さて、ソフィーはその時点で、変身を解く。

そして年増組全員にテレパシー連絡。

「井の頭公園の池なんだけどね」

「足こぎの白鳥の乗り物」

「でもね、底に穴、後は白蛇精の出番」


白蛇精からテレパシー返信。

「あまりワーグナー詳しくないけれど?」

ソフィーは即答。

「心配ない、何を聞いても、ワーグナーに聞こえるように細工済み」

弁財天

「お城で泥をすすっても、デザートの美味しいチョコレートと思うかも」

春奈

「そろそろ沈んだ?」

晃子だけは、ソフィーとのスマホ通信。

「理事会が始まって、宮川さんの理事選出動議が否決された」

「ネット動画の異常な言動が知れ渡っていて」

ソフィーは、にっこり。

「うん、これからもっと、異常な言動が出るよ!期待して!」



さて、ワグネリアン宮川は、「湖」の中央に差し掛かった。

そして、「招待」を受けたノイシュバンシュタイン城を目の前にして、また感涙に咽ぶ。


「おお・・・かのルードヴィヒ二世が、楽聖ワーグナーの芸術に愛をもって献上したノイシュバンシュタイン城」

「まさか、こんなことが・・・聖なる神のご配慮か」

「これも、永年に渡っての、私の功績へのご褒美、うやうやしく受け取らねばならない」

「さあ、神の意を受けた白鳥よ、この栄光ある私をノイシュバンシュタイン城の中に導いておくれ」

「さあ!姫がお待ちだ。

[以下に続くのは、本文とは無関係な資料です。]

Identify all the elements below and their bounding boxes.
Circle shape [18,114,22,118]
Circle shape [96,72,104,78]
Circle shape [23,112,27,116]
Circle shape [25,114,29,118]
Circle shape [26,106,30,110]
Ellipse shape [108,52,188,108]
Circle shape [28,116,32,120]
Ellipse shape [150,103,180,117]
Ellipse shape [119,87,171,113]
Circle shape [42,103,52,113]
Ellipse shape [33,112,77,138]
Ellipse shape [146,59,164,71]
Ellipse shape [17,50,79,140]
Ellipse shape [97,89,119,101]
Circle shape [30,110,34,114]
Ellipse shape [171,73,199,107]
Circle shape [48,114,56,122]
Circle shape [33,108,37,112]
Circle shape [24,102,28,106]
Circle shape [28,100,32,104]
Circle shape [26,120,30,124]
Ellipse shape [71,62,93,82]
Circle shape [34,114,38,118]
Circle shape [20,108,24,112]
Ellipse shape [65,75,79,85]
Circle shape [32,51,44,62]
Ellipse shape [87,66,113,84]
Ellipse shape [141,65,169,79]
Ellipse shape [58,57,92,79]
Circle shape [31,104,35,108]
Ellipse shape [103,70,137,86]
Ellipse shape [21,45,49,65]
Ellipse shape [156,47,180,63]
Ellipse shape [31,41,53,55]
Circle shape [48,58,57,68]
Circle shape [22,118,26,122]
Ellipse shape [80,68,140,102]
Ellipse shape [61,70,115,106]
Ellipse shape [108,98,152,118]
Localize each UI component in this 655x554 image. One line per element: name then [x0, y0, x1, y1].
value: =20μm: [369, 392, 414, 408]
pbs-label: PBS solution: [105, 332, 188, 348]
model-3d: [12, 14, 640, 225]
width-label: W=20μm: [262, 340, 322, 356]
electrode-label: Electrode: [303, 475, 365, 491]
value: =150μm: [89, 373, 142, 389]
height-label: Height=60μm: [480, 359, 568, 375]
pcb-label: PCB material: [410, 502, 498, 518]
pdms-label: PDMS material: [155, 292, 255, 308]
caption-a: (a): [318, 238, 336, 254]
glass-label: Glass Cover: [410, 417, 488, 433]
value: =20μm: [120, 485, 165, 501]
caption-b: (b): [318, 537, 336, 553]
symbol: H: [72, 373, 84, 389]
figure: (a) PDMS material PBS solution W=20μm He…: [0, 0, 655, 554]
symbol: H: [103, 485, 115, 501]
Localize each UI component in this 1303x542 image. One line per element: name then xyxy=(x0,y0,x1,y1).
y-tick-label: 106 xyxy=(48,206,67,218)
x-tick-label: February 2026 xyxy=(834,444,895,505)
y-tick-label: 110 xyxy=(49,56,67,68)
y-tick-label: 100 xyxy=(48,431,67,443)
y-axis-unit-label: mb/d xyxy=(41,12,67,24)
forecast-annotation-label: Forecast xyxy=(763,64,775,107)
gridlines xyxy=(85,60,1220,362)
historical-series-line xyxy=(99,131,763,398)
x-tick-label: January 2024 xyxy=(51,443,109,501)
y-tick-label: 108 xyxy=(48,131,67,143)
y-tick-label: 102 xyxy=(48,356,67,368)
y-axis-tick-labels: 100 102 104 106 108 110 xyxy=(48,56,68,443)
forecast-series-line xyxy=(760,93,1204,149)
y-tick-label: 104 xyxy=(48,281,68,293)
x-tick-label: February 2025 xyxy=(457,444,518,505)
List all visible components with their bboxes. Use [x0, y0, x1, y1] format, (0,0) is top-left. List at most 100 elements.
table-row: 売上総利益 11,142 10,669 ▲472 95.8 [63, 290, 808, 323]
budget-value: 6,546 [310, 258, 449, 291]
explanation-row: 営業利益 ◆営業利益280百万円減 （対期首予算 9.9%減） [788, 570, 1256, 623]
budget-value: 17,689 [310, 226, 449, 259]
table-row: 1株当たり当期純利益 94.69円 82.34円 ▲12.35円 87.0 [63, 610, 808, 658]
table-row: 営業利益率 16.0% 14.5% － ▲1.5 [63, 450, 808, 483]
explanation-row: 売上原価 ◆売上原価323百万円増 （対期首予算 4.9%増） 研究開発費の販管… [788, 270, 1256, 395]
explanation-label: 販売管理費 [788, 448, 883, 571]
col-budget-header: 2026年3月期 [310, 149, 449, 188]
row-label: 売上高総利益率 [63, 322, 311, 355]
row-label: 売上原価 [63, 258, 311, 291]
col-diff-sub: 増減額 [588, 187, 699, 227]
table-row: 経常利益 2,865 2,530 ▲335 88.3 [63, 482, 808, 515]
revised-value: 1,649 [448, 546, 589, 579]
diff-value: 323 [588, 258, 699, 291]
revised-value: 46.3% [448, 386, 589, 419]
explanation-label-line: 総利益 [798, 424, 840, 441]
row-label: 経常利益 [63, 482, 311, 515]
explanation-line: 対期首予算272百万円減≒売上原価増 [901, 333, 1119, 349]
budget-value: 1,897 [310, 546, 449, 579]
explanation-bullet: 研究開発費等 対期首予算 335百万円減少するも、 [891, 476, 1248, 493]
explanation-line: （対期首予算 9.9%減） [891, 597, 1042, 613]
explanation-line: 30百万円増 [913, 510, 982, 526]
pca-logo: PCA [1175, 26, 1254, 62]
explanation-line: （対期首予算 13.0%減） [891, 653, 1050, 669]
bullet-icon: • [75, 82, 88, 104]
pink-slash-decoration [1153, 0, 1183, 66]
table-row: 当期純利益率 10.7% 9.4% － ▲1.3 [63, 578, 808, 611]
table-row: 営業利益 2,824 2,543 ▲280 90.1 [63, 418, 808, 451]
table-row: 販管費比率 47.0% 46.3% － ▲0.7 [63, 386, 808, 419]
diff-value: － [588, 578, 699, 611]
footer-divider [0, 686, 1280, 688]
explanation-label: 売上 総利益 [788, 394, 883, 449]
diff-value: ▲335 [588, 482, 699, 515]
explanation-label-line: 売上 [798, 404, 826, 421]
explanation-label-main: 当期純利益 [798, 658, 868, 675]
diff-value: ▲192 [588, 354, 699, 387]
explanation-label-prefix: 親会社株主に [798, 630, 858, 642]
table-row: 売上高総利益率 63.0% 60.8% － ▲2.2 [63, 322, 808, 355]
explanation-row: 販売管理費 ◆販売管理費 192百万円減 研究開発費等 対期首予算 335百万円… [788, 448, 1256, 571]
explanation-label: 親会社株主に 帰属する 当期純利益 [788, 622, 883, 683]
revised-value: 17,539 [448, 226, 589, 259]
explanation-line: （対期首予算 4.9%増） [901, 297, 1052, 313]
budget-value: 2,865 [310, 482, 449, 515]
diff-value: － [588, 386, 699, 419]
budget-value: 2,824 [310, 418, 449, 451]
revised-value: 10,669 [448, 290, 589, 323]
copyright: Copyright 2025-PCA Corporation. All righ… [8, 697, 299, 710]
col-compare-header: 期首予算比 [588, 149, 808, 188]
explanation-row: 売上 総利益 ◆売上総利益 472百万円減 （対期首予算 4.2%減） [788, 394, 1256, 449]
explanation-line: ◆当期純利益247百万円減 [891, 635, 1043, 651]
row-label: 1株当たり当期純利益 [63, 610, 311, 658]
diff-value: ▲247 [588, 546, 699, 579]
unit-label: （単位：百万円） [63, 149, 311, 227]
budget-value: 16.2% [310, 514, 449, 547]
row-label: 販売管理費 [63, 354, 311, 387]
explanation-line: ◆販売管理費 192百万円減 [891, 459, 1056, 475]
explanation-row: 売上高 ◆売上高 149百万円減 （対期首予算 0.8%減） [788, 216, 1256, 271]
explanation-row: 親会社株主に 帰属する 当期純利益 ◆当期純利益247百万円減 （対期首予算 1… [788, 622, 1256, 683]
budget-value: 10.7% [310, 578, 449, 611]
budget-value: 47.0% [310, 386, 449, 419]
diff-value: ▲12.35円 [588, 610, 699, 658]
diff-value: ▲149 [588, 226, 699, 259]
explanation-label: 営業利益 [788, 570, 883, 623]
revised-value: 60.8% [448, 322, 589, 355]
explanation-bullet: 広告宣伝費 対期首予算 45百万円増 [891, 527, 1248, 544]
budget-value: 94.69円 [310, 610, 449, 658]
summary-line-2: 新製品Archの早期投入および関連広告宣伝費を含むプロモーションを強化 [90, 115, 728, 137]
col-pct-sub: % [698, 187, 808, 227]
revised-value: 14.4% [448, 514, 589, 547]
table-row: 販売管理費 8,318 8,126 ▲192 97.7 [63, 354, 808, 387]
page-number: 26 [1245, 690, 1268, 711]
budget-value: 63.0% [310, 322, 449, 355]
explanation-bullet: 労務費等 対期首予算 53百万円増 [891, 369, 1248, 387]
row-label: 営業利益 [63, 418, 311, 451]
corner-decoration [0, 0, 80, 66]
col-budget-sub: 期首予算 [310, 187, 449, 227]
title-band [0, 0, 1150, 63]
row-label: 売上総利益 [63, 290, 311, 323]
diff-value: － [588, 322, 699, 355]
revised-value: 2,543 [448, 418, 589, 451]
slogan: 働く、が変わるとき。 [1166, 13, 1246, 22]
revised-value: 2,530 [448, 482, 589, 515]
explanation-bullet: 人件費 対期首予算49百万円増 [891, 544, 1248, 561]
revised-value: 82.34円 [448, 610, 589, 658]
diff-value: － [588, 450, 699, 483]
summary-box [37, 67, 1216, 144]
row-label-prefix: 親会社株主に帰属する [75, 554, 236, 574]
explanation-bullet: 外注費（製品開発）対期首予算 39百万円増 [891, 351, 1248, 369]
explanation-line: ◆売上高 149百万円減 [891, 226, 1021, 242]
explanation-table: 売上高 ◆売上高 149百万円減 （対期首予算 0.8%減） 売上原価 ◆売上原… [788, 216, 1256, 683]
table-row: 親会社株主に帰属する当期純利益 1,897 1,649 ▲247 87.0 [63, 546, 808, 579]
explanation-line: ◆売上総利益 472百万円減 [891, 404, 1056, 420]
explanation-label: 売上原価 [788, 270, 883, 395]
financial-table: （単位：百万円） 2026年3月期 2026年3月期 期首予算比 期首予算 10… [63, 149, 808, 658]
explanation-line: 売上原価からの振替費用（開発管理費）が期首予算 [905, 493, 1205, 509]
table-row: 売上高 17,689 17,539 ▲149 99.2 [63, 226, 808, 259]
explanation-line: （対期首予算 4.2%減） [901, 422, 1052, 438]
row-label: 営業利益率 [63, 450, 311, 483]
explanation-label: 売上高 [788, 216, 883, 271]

ああ!早くお逢いしたい!」

「早く、そのお身体を、この私の胸に・・・」


ワグネリアン宮川が、陶然とその腕を広げた瞬間だった。


「足こぎの白鳥」の乗り物の底が、ぱっくりと開いた。


そして、その穴から、白い大蛇が出現、そのままワグネリアン宮川の身体に絡みついている。